I have been searching for a while. A healing salve for the aching heart. The silencer for the ever busy mind. When did it all begin? Will the bells stop whistling inside? Have I made a true pact with reality or am I still carrying on the burdens of the past? And what good is a compromise?
Going through sorrow is a part of life. It makes us stronger, mature and more aligned with ourselves. When a painful event races through existence there first comes shock and sharp agony. Then the phase of fantasy of the times before. Or perhaps regret. The wheel of time continues to turn and we slowly realize that the world still revolves no matter how we feel. The cloudy visions start to become clearer and the future looks a little more promising. But is the lens tinted or is it clear? Can it ever be fully clear again?
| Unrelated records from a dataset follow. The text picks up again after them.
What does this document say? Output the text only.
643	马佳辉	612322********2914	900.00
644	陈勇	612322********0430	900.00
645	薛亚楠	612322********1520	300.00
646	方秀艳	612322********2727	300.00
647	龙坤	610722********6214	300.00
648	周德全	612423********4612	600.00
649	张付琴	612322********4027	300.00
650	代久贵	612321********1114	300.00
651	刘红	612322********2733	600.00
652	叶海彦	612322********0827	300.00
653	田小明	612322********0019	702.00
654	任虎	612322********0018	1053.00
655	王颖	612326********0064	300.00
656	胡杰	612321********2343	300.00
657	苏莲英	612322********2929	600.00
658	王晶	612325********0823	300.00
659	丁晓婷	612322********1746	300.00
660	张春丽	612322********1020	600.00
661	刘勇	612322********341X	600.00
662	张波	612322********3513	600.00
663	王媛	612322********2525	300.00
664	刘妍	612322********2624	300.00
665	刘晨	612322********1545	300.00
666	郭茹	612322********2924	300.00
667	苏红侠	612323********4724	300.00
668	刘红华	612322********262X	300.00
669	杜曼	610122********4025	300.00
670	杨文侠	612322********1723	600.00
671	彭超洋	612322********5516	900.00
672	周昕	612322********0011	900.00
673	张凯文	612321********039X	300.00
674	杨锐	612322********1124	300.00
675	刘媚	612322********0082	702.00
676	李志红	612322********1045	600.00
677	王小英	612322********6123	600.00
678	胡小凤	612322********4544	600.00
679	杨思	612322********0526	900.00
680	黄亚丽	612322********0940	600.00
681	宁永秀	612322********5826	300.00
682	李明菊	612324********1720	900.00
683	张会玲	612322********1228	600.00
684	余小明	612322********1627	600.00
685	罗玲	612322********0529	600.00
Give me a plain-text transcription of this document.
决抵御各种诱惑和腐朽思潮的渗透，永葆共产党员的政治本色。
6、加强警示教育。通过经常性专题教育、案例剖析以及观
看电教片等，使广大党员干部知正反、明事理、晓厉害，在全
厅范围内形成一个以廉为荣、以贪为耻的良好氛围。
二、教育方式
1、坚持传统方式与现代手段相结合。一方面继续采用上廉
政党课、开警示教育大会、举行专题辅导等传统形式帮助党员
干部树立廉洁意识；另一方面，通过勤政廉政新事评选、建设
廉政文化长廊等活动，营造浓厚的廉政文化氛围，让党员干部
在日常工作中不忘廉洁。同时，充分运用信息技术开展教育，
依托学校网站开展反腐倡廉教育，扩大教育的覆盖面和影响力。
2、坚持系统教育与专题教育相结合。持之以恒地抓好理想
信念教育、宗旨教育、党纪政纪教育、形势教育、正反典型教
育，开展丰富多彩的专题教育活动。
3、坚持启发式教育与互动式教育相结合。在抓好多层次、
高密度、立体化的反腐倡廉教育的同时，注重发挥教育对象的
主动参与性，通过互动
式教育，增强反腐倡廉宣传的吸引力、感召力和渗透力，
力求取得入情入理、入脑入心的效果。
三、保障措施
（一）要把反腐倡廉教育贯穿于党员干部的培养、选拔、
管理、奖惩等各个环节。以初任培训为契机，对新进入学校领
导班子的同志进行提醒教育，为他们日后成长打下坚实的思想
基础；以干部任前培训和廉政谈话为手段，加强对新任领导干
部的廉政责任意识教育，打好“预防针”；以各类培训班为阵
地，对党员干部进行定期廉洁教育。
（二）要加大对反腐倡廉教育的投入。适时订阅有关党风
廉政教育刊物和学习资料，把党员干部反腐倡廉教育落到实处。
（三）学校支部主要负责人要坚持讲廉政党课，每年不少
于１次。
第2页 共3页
When you are involved in a car accident as the driver, do you feel fear sitting in front of the steering wheel? Do we drive with extreme caution, slow down excessively and avoid peak hour traffic? Are we condescending to other adept drivers?
Or perhaps a messy heartbreak has torn you apart. Do we give as much as we did before? Do we trully love without obstruction? Are we genuinely rid of the past person who we no longer call upon? Can we really cherish another’s happiness?
I’ve lived what I recall as a painful childhood. An emotional scarring which over time has evolved itself. To a point I don’t stop to think how I became me. Like in a new relationship; you don’t think about what happened in a previous knot. At least not consciously.
And yet silently I have come to accept the seething wounds are there screaming out from its prison. Like a medieval witch tied to a post fighting its way out of a burning demise as the fire cackles in hysteria. Thrown in a deep well which still holds the echoes of a life long gone. Haunting, beckoning. Through the decrepit walls of silence.
Would there be salvation? A memory wipe to restart the fallback? The drink of forgetfulness? Through revelations of thoughts I have come to understand we have these experiences for a reason. The divine tides are manipulated by the invisible threads. The element of a lesson often bites us so hard we fail to see its meaning.
I feel one step closer to finding out why I am here. On this earth. Taking in the air. There is a constructive reason for every negative event. But you must pay attention to it and not push it away. Less the demon consume you slowly but painfully into a silent depression on your deathbed. These voices must be heard and transformed. Into a purpose. Understanding. And warm loving strength. A hard struggle for sure. I believe it will be worth it in the end.